India will receive delivery of its first S-400 air defence systems by December and it will provide full cover even at high altitudes such as eastern Ladakh, The Economic Times reported, citing the system’s Russian developers.
Officials told the newspaper that the COVID-19 pandemic did not cause any delay and the first unit meant to be delivered to India is nearing completion.
“IAF (Indian Air Force) personnel are now training on the system in Russia,” Dmitriy Sugaev, head of the Russian Federal Service for Military-Technical Cooperation (FSMTC), told the newspaper. Sugaev added that there are currently no requests from India on ordering a larger number of the systems.
The Russian developers of the S-400 expressed confidence about the air defence system’s performance in areas at high altitude. Extensive testing was undertaken which shows that the S-400 can be operated at altitudes of over 3,000 metres above sea level.
Deployment of the S-400 systems is being seen as a significant boost to Indian defence capabilities, especially along the Line of Actual Control with China. The Indian military has been locked in tensions at high altitudes with the Chinese People’s Liberation Army (PLA) in recent years. Last year, the border tensions escalated into the skirmish in eastern Ladakh and the June 2020 violent face-off in the Galwan Valley, leading to massive armed mobilisation on both sides.
Mikhail Podvyaznikov, deputy general director of Almaz Central Design Bureau, the manufacturer of the system, told The Economic Times that the systems will be able to provide 100 percent protection against missiles and other air borne targets even at an altitude of over 3,000 metres.
What makes S-400 the key
S-400, or ‘Triumf’, is considered one of the world’s most advanced air defence systems. It is developed by Russia’s Almaz Central Design Bureau. Its North Atlantic Treaty Organization (NATO) reporting name is ‘SA-21 Growler’.
The system is able to track flying objects over 600 kilometres and can engage with these hostile targets and shoot them down using missiles in a range of up to 400 km. It can shoot down hostile aircraft, drones, ballistic missiles and hypersonic targets.
Every unit consists of multiple components: a long-range radar to track objects, a target acquisition radar, a command post vehicle and battalions of launchers. The system can carry multiple types of missiles catering to different strike ranges.
While specifications of the S-400 systems that are to be delivered to India are unclear, the regular variant used by Russian forces consists of at least eight launchers with 32 missiles.
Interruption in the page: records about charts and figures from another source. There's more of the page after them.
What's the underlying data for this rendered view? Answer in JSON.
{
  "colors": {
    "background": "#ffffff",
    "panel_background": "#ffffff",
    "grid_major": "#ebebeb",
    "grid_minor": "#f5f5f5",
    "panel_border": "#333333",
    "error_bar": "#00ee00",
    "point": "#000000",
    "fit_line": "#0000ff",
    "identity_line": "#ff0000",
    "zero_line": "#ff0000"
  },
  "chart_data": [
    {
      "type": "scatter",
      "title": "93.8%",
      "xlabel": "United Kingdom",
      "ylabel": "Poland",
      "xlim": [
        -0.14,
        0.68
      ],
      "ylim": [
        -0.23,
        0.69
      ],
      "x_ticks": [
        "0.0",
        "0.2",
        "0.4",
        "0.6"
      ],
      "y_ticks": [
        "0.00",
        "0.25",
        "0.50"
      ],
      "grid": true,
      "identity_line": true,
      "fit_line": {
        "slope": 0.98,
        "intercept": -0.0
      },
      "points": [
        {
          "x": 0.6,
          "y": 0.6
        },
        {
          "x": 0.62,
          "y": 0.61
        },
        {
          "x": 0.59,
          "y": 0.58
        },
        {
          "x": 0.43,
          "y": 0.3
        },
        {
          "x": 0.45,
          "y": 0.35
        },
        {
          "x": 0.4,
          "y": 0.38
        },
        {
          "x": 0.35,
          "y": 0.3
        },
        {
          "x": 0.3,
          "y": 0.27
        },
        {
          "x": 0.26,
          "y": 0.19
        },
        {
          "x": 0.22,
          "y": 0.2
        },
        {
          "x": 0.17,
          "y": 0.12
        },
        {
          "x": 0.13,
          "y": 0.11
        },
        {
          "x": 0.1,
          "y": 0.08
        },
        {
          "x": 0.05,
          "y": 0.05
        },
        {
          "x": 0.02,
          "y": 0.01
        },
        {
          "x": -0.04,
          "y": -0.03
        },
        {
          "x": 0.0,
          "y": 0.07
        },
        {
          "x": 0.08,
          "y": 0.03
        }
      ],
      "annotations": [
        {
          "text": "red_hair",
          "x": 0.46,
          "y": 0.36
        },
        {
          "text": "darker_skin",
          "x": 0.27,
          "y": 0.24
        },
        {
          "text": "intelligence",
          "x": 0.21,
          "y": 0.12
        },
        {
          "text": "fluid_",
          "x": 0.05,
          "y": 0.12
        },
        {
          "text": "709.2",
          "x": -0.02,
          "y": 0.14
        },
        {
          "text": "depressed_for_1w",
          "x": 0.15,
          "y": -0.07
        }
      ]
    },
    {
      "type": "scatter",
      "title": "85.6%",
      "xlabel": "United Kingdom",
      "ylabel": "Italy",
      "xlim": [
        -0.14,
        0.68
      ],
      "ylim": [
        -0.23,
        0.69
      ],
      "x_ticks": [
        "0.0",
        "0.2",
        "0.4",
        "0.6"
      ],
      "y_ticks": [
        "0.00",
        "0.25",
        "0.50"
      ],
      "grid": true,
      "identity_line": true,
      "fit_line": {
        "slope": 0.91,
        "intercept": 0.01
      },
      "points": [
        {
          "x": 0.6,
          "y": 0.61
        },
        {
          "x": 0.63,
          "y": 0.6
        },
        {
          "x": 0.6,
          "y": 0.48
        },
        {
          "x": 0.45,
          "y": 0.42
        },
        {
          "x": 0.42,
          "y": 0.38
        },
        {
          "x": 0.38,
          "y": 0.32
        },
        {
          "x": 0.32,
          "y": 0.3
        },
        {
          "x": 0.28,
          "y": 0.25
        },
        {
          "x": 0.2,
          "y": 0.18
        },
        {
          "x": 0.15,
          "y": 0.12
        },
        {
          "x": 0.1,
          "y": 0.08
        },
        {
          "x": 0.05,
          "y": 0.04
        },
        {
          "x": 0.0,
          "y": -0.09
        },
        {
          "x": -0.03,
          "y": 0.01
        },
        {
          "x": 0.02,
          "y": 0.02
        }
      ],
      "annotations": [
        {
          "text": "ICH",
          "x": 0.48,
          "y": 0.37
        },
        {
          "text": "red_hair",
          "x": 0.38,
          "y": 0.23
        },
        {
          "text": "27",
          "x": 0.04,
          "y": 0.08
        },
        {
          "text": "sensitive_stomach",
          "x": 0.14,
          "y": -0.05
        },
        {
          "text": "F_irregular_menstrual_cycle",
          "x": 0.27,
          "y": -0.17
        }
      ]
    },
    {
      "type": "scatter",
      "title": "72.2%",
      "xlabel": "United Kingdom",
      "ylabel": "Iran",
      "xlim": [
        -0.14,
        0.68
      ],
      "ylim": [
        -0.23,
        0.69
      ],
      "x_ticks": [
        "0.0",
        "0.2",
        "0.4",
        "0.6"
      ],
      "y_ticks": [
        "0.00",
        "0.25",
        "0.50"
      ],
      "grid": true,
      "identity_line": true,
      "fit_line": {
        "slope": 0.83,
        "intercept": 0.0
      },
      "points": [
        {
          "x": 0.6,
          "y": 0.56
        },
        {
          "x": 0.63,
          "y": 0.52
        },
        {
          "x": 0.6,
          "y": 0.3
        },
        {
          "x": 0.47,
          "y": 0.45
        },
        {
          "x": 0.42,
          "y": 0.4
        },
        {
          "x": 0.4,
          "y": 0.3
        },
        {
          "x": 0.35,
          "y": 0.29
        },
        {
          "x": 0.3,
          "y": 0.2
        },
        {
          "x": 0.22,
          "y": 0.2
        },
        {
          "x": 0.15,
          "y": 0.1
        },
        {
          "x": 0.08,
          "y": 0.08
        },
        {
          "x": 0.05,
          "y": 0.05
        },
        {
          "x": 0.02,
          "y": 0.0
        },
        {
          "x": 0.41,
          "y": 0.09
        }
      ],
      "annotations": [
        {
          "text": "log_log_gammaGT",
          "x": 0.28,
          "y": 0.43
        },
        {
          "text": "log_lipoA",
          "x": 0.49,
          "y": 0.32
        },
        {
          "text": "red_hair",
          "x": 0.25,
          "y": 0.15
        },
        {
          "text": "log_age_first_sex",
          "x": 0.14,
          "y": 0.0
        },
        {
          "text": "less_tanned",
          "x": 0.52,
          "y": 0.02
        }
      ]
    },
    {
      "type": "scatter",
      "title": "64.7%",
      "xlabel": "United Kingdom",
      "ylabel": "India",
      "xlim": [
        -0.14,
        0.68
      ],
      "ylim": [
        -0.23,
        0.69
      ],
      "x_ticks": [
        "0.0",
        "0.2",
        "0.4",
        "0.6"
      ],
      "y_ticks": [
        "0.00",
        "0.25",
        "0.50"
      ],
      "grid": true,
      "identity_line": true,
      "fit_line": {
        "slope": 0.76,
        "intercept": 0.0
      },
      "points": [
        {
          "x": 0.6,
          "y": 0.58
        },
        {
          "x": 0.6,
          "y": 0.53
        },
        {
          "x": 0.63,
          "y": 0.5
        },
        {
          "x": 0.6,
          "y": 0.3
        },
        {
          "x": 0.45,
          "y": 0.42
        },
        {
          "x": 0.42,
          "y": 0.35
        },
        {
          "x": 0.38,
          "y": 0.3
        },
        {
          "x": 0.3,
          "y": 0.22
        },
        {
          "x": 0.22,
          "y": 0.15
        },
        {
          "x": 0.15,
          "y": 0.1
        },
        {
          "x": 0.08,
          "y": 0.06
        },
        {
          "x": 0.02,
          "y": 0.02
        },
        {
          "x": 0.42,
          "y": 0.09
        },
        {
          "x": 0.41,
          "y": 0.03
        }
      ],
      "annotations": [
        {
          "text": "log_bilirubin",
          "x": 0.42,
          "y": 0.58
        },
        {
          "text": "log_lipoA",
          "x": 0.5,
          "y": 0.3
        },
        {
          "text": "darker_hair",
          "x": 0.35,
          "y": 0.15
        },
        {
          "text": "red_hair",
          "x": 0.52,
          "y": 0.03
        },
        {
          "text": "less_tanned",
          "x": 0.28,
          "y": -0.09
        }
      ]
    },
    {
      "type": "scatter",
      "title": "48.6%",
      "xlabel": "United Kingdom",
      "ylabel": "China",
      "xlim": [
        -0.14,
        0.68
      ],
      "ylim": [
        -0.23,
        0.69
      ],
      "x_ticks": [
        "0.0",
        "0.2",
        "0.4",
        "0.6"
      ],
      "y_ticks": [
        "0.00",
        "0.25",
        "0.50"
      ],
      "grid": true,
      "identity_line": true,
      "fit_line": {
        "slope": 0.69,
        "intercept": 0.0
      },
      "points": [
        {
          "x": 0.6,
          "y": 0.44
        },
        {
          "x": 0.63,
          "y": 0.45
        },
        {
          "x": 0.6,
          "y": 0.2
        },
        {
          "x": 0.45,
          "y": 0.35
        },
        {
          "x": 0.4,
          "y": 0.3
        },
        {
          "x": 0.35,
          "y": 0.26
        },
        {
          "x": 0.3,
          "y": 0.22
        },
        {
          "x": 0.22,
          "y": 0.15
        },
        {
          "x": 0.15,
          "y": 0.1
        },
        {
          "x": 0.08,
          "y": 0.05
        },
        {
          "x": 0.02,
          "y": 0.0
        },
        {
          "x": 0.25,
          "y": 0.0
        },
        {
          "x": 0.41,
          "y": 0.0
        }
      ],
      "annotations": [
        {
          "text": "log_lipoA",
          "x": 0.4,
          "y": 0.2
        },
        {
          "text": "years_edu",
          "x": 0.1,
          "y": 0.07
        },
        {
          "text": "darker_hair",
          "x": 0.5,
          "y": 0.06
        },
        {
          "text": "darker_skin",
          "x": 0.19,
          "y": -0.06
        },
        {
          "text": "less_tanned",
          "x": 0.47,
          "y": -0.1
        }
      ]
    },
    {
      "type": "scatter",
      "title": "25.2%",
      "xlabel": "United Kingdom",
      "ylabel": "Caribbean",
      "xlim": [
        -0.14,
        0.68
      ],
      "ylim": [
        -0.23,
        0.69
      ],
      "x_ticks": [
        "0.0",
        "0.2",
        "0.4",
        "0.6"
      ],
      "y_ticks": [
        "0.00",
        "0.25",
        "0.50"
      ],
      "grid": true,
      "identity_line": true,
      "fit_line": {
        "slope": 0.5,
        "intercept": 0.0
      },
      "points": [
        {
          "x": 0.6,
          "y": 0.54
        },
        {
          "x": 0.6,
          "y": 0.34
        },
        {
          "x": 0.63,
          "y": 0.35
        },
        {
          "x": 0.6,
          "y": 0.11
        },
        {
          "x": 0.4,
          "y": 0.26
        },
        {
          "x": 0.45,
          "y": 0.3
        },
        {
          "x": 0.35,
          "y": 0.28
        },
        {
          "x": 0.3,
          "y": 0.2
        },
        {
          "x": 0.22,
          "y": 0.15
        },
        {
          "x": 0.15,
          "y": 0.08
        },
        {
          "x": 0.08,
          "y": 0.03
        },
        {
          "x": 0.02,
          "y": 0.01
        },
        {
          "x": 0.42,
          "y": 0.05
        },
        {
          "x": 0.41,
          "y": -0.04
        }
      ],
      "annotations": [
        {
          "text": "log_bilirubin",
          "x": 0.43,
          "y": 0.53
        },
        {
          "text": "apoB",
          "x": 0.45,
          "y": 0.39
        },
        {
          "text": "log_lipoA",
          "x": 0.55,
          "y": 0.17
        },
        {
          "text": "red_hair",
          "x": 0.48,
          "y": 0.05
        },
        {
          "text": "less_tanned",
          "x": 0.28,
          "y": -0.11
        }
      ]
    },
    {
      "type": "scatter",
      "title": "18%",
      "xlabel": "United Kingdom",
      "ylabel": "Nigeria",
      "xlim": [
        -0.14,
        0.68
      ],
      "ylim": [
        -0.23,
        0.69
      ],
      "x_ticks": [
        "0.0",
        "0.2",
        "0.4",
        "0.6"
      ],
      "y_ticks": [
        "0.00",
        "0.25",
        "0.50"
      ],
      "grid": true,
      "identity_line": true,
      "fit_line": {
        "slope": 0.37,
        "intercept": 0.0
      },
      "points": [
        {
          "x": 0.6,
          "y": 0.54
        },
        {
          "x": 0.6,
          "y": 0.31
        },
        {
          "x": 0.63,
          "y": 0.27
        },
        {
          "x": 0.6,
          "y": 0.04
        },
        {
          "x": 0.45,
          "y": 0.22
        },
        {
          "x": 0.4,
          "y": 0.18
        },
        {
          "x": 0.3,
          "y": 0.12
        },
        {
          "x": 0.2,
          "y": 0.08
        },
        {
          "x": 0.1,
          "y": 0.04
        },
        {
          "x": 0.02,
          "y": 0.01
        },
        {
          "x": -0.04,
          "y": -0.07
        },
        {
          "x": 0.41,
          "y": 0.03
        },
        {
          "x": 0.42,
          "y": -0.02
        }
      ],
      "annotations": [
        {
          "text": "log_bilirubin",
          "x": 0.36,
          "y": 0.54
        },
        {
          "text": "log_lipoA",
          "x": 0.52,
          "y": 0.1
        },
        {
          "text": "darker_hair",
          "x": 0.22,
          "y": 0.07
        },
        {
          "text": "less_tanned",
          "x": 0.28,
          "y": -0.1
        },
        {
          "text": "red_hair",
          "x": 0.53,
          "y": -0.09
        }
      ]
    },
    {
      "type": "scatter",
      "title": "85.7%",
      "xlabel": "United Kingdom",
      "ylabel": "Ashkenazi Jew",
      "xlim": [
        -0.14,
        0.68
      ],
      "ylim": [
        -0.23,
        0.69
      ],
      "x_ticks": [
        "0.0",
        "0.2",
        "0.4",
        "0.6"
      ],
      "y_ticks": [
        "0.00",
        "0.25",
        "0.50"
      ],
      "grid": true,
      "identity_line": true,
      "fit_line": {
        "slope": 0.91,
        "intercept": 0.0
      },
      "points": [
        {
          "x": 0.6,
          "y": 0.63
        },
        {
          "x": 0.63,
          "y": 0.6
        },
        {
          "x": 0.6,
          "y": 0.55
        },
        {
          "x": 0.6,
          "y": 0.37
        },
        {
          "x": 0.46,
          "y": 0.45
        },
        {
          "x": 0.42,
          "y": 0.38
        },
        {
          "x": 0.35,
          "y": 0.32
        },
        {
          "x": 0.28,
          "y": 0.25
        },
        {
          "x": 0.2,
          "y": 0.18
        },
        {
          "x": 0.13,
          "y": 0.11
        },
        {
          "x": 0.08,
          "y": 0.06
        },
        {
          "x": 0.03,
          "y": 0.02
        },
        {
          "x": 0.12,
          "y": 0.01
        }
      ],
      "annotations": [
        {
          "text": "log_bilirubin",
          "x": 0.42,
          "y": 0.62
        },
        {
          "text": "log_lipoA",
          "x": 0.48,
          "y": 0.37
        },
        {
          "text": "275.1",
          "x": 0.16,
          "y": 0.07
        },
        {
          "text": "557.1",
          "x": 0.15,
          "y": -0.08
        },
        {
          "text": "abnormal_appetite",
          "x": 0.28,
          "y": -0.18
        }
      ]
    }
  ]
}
The system can reportedly shoot down strategic bombers such as B-1 and B-2, airborne early warning and control system (AWACS), fighter jets such as the F-16 and land attack missiles such as the Tomahawk. The Pakistan Air Force (PAF) has F-16s in its fleet.
In Russia, the system has been operational since 2007 and defends capital Moscow from aerial threats. In 2015, it was deployed in Syria to protect Russian and Syrian naval and air assets. Russia had also positioned units in the annexed Crimean peninsula.
China also has S-400 systems and has reportedly deployed two squadrons at its Hotan airbase in Xinjiang and Nyingchi airbase in Tibet, across Ladakh and Arunachal Pradesh, respectively.